Johnson believes that luxury all-inclusives such as Sandals, have helped slow the dominance of cruise ships. “The repeat rate on all- inclusives–those that are well managed, strong brands–is much higher than the repeat rate on traditional hotel vacations. That’s telling us something and we have to pay attention.”
Challenges and opportunities
Competition in the region has also been heating up. When it comes to the prospects of a fully liberalized Cuba, Johnson takes a philosophical approach. “The things you do not control, or cannot control, are the things you should worry less about,” he says. “We can control delivering an exceptional service, attracting fresh investment to develop new product experiences and lowering our costs, so as to attract investment.”
Johnson sees Cuba driving the demand to the north of the region, further strengthening The Bahamas’ position, particularly with the cruise ship industry. “If more ships positioned themselves closer to Cuba–which they would love to do because it saves fuel, their largest uncontrollable cost–then Cuba and The Bahamas is a great combination,” says Johnson. “That’s where cruise tourism started. We can benefit
from Cuba. We have been benefiting from Cuba.”
Pointing to Cuba’s ability to attract the Russian market, Johnson says the Ministry would love to woo visiting Russians from Havana to The Bahamas, if only for a week.
The MOT’s budget is just under $90 million. Almost 45 per cent of that is spent on direct marketing. The focus of the campaigns, says Johnson, is on the Family Islands, reinventing Grand Bahama, making it more competitive, and then sustaining Nassau and Paradise Island. “The Ministry’s goal is to chart a sustainable future of growth and development for the Family Island tourism product,” he says. “It’s the true future of the country in many ways, economically and socially.”
The MOT spends the most in the US, which is also the market with the lowest cost to visitor ratio. In Europe, The Bahamas invests the most to land a visitor, with the UK being the most favourable country. Although the European market is “weak,” the Ministry views its advertising efforts as “priming the pump for a return.” In Latin America, marketing costs are competitive although higher than Canada, says Johnson.

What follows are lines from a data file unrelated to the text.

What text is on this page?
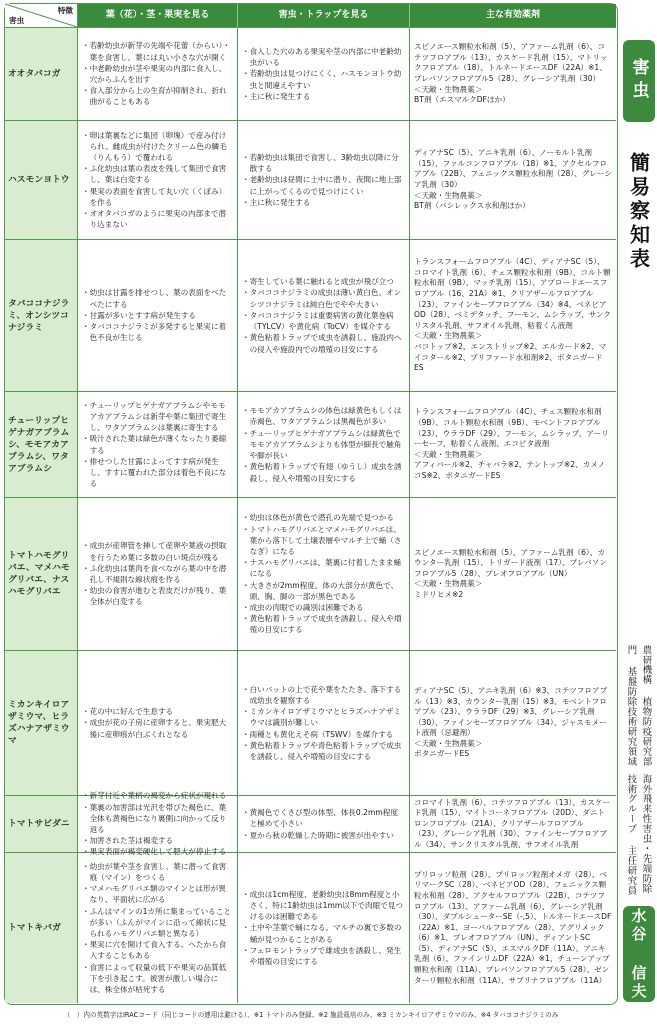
特徴
害虫
葉（花）・茎・果実を見る	害虫・トラップを見る	主な有効薬剤
オオタバコガ
・若齢幼虫が新芽の先端や花蕾（からい）・葉を食害し、葉には丸い小さな穴が開く
・中老齢幼虫が茎や果実の内部に食入し、穴からふんを出す
・食入部分から上の生育が抑制され、折れ曲がることもある
・食入した穴のある果実や茎の内部に中老齢幼虫がいる
・若齢幼虫は見つけにくく、ハスモンヨトウ幼虫と間違えやすい
・主に秋に発生する
スピノエース顆粒水和剤（5）、アファーム乳剤（6）、コテツフロアブル（13）、カスケード乳剤（15）、マトリックフロアブル（18）、トルネードエースDF（22A）※1、プレバソンフロアブル5（28）、グレーシア乳剤（30）
＜天敵・生物農薬＞
BT剤（エスマルクDFほか）
ハスモンヨトウ
・卵は葉裏などに集団（卵塊）で産み付けられ、雌成虫が付けたクリーム色の鱗毛（りんもう）で覆われる
・ふ化幼虫は葉の表皮を残して集団で食害し、葉は白変する
・果実の表面を食害して丸い穴（くぼみ）を作る
・オオタバコガのように果実の内部まで潜り込まない
・若齢幼虫は集団で食害し、3齢幼虫以降に分散する
・老齢幼虫は昼間に土中に潜り、夜間に地上部に上がってくるので見つけにくい
・主に秋に発生する
ディアナSC（5）、アニキ乳剤（6）、ノーモルト乳剤（15）、ファルコンフロアブル（18）※1、アクセルフロアブル（22B）、フェニックス顆粒水和剤（28）、グレーシア乳剤（30）
＜天敵・生物農薬＞
BT剤（バシレックス水和剤ほか）
タバココナジラミ、オンシツコナジラミ
・幼虫は甘露を排せつし、葉の表面をべたべたにする
・甘露が多いとすす病が発生する
・タバココナジラミが多発すると果実に着色不良が生じる
・寄生している葉に触れると成虫が飛び立つ
・タバココナジラミの成虫は薄い黄白色、オンシツコナジラミは純白色でやや大きい
・タバココナジラミは重要病害の黄化葉巻病（TYLCV）や黄化病（ToCV）を媒介する
・黄色粘着トラップで成虫を誘殺し、施設内への侵入や施設内での増殖の目安にする
トランスフォームフロアブル（4C）、ディアナSC（5）、コロマイト乳剤（6）、チェス顆粒水和剤（9B）、コルト顆粒水和剤（9B）、マッチ乳剤（15）、アプロードエースフロアブル（16、21A）※1、クリアザールフロアブル（23）、ファインセーブフロアブル（34）※4、ベネビアOD（28）、ベミデタッチ、フーモン、ムシラップ、サンクリスタル乳剤、サフオイル乳剤、粘着くん液剤
＜天敵・生物農薬＞
バコトップ※2、エンストリップ※2、エルカード※2、マイコタール※2、プリファード水和剤※2、ボタニガードES
チューリップヒゲナガアブラムシ、モモアカアブラムシ、ワタアブラムシ
・チューリップヒゲナガアブラムシやモモアカアブラムシは新芽や葉に集団で寄生し、ワタアブラムシは葉裏に寄生する
・吸汁された葉は緑色が薄くなったり萎縮する
・排せつした甘露によってすす病が発生し、すすに覆われた部分は着色不良になる
・モモアカアブラムシの体色は緑黄色もしくは赤褐色、ワタアブラムシは黒褐色が多い
・チューリップヒゲナガアブラムシは緑黄色でモモアカアブラムシよりも体型が細長で触角や脚が長い
・黄色粘着トラップで有翅（ゆうし）成虫を誘殺し、侵入や増殖の目安にする
トランスフォームフロアブル（4C）、チェス顆粒水和剤（9B）、コルト顆粒水和剤（9B）、モベントフロアブル（23）、ウララDF（29）、フーモン、ムシラップ、アーリーセーフ、粘着くん液剤、エコピタ液剤
＜天敵・生物農薬＞
アフィバール※2、チャバラ※2、テントップ※2、カメノコS※2、ボタニガードES
トマトハモグリバエ、マメハモグリバエ、ナスハモグリバエ
・成虫が産卵管を挿して産卵や葉液の摂取を行うため葉に多数の白い斑点が残る
・ふ化幼虫は葉肉を食べながら葉の中を潜孔し不規則な線状痕を作る
・幼虫の食害が進むと表皮だけが残り、葉全体が白変する
・幼虫は体色が黄色で潜孔の先端で見つかる
・トマトハモグリバエとマメハモグリバエは、葉から落下して土壌表層やマルチ上で蛹（さなぎ）になる
・ナスハモグリバエは、葉裏に付着したまま蛹になる
・大きさが2mm程度、体の大部分が黄色で、頭、胸、脚の一部が黒色である
・成虫の肉眼での識別は困難である
・黄色粘着トラップで成虫を誘殺し、侵入や増殖の目安にする
スピノエース顆粒水和剤（5）、アファーム乳剤（6）、カウンター乳剤（15）、トリガード液剤（17）、プレバソンフロアブル5（28）、プレオフロアブル（UN）
＜天敵・生物農薬＞
ミドリヒメ※2
ミカンキイロアザミウマ、ヒラズハナアザミウマ
・花の中に好んで生息する
・成虫が花の子房に産卵すると、果実肥大後に産卵痕が白ぶくれとなる
・白いバットの上で花や葉をたたき、落下する成幼虫を観察する
・ミカンキイロアザミウマとヒラズハナアザミウマは識別が難しい
・両種とも黄化えそ病（TSWV）を媒介する
・黄色粘着トラップや青色粘着トラップで成虫を誘殺し、侵入や増殖の目安にする
ディアナSC（5）、アニキ乳剤（6）※3、コテツフロアブル（13）※3、カウンター乳剤（15）※3、モベントフロアブル（23）、ウララDF（29）※3、グレーシア乳剤（30）、ファインセーブフロアブル（34）、ジャスモメート液剤（忌避剤）
＜天敵・生物農薬＞
ボタニガードES
トマトサビダニ
・新芽付近や葉柄の褐変から症状が現れる
・葉裏の加害部は光沢を帯びた褐色に、葉全体も黄褐色になり裏側に向かって反り返る
・加害された茎は褐変する
・果実表面が褐変硬化して肥大が停止する
・黄褐色でくさび型の体型、体長0.2mm程度と極めて小さい
・夏から秋の乾燥した時期に被害が出やすい
コロマイト乳剤（6）、コテツフロアブル（13）、カスケード乳剤（15）、マイトコーネフロアブル（20D）、ダニトロンフロアブル（21A）、クリアザールフロアブル（23）、グレーシア乳剤（30）、ファインセーブフロアブル（34）、サンクリスタル乳剤、サフオイル乳剤
トマトキバガ
・幼虫が葉や茎を食害し、葉に潜って食害痕（マイン）をつくる
・マメハモグリバエ類のマインとは形が異なり、平面状に広がる
・ふんはマインの1カ所に集まっていることが多い（ふんがマインに沿って線状に見られるハモグリバエ類と異なる）
・果実に穴を開けて食入する。へたから食入することもある
・食害によって収量の低下や果実の品質低下を引き起こす。被害が激しい場合には、株全体が枯死する
・成虫は1cm程度、老齢幼虫は8mm程度と小さく、特に1齢幼虫は1mm以下で肉眼で見つけるのは困難である
・土中や茎葉で蛹になる。マルチの裏で多数の蛹が見つかることがある
・フェロモントラップで雄成虫を誘殺し、発生や増殖の目安にする
プリロッソ粒剤（28）、プリロッソ粒剤オメガ（28）、ベリマークSC（28）、ベネビアOD（28）、フェニックス顆粒水和剤（28）、アクセルフロアブル（22B）、コテツフロアブル（13）、アファーム乳剤（6）、グレーシア乳剤（30）、ダブルシューターSE（-,5）、トルネードエースDF（22A）※1、ヨーバルフロアブル（28）、アグリメック（6）※1、プレオフロアブル（UN）、ディアントSC（5）、ディアナSC（5）、エスマルクDF（11A）、アニキ乳剤（6）、ファインリムDF（22A）※1、チューンアップ顆粒水和剤（11A）、プレバソンフロアブル5（28）、ゼンターリ顆粒水和剤（11A）、サブリナフロアブル（11A）
（　）内の英数字はIRACコード（同じコードの連用は避ける）、※1 トマトのみ登録、※2 施設栽培のみ、※3 ミカンキイロアザミウマのみ、※4 タバココナジラミのみ
害虫
簡易察知表
農研機構 植物防疫研究部門 基盤防除技術研究領域
海外飛来性害虫・先端防除技術グループ 主任研究員
水谷 信夫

In conclusion, Johnson says that there are two dynamics driving The Bahamas’ future tourism strategy: luxury all-inclusives and the realization that a much larger proportion of the world’s wealth is further away and outside of the US. To that end, the MOT is cognizant of the need to relax visa requirements that deter visitors from travelling here. “Mexico has shown that one can take chances in liberalizing visa requirements and eliminating them for many foreign countries and the results have been huge gains,” says Johnson. “Although we are pursuing it, we haven’t found a way to facilitate ease of access to The Bahamas.” The success of The Bahamas, he says, lies in the nation’s ability to adapt to these challenges.